S’étant laissé tomber sur une bancelle auprès du lit, Démétrios en vérité semblait infiniment las, et son visage était d’une pâleur de cire. Aussi accepta-t-il volontiers le gobelet que lui tendait son serviteur et le but lentement, presque voluptueusement. Léonarde s’empressait auprès de Marguerite pour changer sa chemise trempée car elle ne demandait qu’à dormir, Fiora s’approcha de son vieil ami :

– Tu as accompli un miracle, Démétrios... D’où tires-tu cette étonnante puissance que je t’ai déjà vu employer par deux fois, sur la Virago et sur cette misérable Hieronyma ? Tu les endormais pour leur donner des ordres mais, cette fois, tu as obtenu que Marguerite retrouve la parole...

– Elle l’avait perdue à la suite d’un terrible choc. Il fallait donc lui faire revivre cette épreuve. Par l’effet de ma volonté, j’y suis parvenu, mais j’admets volontiers que je suis épuisé...
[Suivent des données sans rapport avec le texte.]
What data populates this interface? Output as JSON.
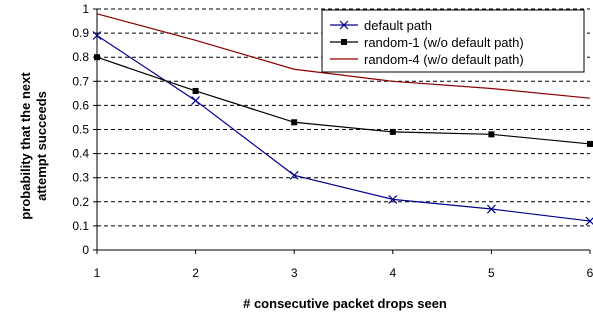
{
  "chart_data": {
    "type": "line",
    "xlabel": "# consecutive packet drops seen",
    "ylabel_lines": [
      "probability that the next",
      "attempt succeeds"
    ],
    "x": [
      1,
      2,
      3,
      4,
      5,
      6
    ],
    "xlim": [
      1,
      6
    ],
    "ylim": [
      0,
      1
    ],
    "x_ticks": [
      "1",
      "2",
      "3",
      "4",
      "5",
      "6"
    ],
    "y_ticks": [
      "0",
      "0.1",
      "0.2",
      "0.3",
      "0.4",
      "0.5",
      "0.6",
      "0.7",
      "0.8",
      "0.9",
      "1"
    ],
    "grid": "horizontal dashed",
    "legend_position": "top-right",
    "series": [
      {
        "name": "default path",
        "values": [
          0.89,
          0.62,
          0.31,
          0.21,
          0.17,
          0.12
        ],
        "color": "#00008B",
        "marker": "x"
      },
      {
        "name": "random-1 (w/o default path)",
        "values": [
          0.8,
          0.66,
          0.53,
          0.49,
          0.48,
          0.44
        ],
        "color": "#000000",
        "marker": "square"
      },
      {
        "name": "random-4 (w/o default path)",
        "values": [
          0.98,
          0.87,
          0.75,
          0.7,
          0.67,
          0.63
        ],
        "color": "#8B0000",
        "marker": "none"
      }
    ]
  }
}
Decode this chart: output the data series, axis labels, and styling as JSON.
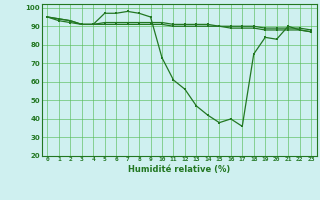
{
  "x": [
    0,
    1,
    2,
    3,
    4,
    5,
    6,
    7,
    8,
    9,
    10,
    11,
    12,
    13,
    14,
    15,
    16,
    17,
    18,
    19,
    20,
    21,
    22,
    23
  ],
  "line1": [
    95,
    94,
    93,
    91,
    91,
    97,
    97,
    98,
    97,
    95,
    73,
    61,
    56,
    47,
    42,
    38,
    40,
    36,
    75,
    84,
    83,
    90,
    88,
    87
  ],
  "line2": [
    95,
    94,
    93,
    91,
    91,
    92,
    92,
    92,
    92,
    92,
    92,
    91,
    91,
    91,
    91,
    90,
    90,
    90,
    90,
    89,
    89,
    89,
    89,
    88
  ],
  "line3": [
    95,
    93,
    92,
    91,
    91,
    91,
    91,
    91,
    91,
    91,
    91,
    90,
    90,
    90,
    90,
    90,
    89,
    89,
    89,
    88,
    88,
    88,
    88,
    87
  ],
  "bg_color": "#cff0f0",
  "grid_color": "#55bb55",
  "line_color": "#227722",
  "xlabel": "Humidité relative (%)",
  "ylim": [
    20,
    102
  ],
  "yticks": [
    20,
    30,
    40,
    50,
    60,
    70,
    80,
    90,
    100
  ],
  "xticks": [
    0,
    1,
    2,
    3,
    4,
    5,
    6,
    7,
    8,
    9,
    10,
    11,
    12,
    13,
    14,
    15,
    16,
    17,
    18,
    19,
    20,
    21,
    22,
    23
  ]
}
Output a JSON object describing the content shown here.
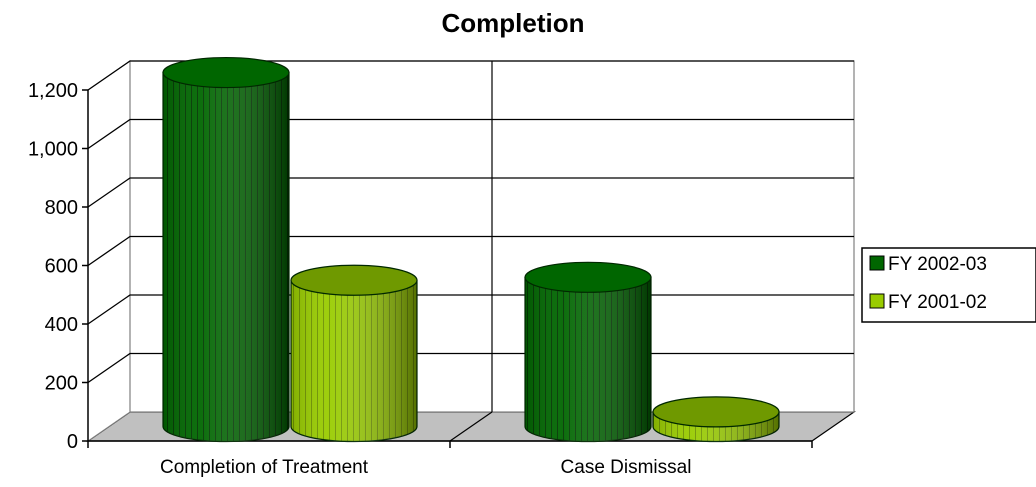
{
  "chart_data": {
    "type": "bar",
    "style": "3d-cylinder",
    "title": "Completion",
    "xlabel": "",
    "ylabel": "",
    "categories": [
      "Completion of Treatment",
      "Case Dismissal"
    ],
    "series": [
      {
        "name": "FY 2002-03",
        "values": [
          1210,
          510
        ],
        "color": "#006600"
      },
      {
        "name": "FY 2001-02",
        "values": [
          500,
          50
        ],
        "color": "#99CC00"
      }
    ],
    "ylim": [
      0,
      1200
    ],
    "yticks": [
      0,
      200,
      400,
      600,
      800,
      1000,
      1200
    ],
    "ytick_labels": [
      "0",
      "200",
      "400",
      "600",
      "800",
      "1,000",
      "1,200"
    ],
    "grid": true,
    "legend_position": "right"
  }
}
-N’était-ce pas dangereux... pour elle ? Le médecin leva vers Fiora ses yeux sombres que de larges cernes bleus marquaient durement puis il soupira :

– Si. Elle pouvait en mourir.

– Et tu l’as fait tout de même ?

– Pourquoi pas ? fit-il rudement. Qu’avait-elle à perdre ? Sa vie est à jamais brisée. On ne saurait la guérir de tout ce qu’elle a subi durant des années ! Elle peut parler à présent et, dans peu de jours, elle sera sur pied. Mais pour quel avenir ? Penses-tu te charger d’elle ?

– Toi qui peux lever le voile qui nous cache les temps futurs, pourrais-tu m’aider à répondre à cette question ?

– Non... non, je n’ai rien vu. Sans doute ne m’intéresse-t-elle pas assez ? N’oublie pas que nous avons une tâche importante à accomplir ensemble...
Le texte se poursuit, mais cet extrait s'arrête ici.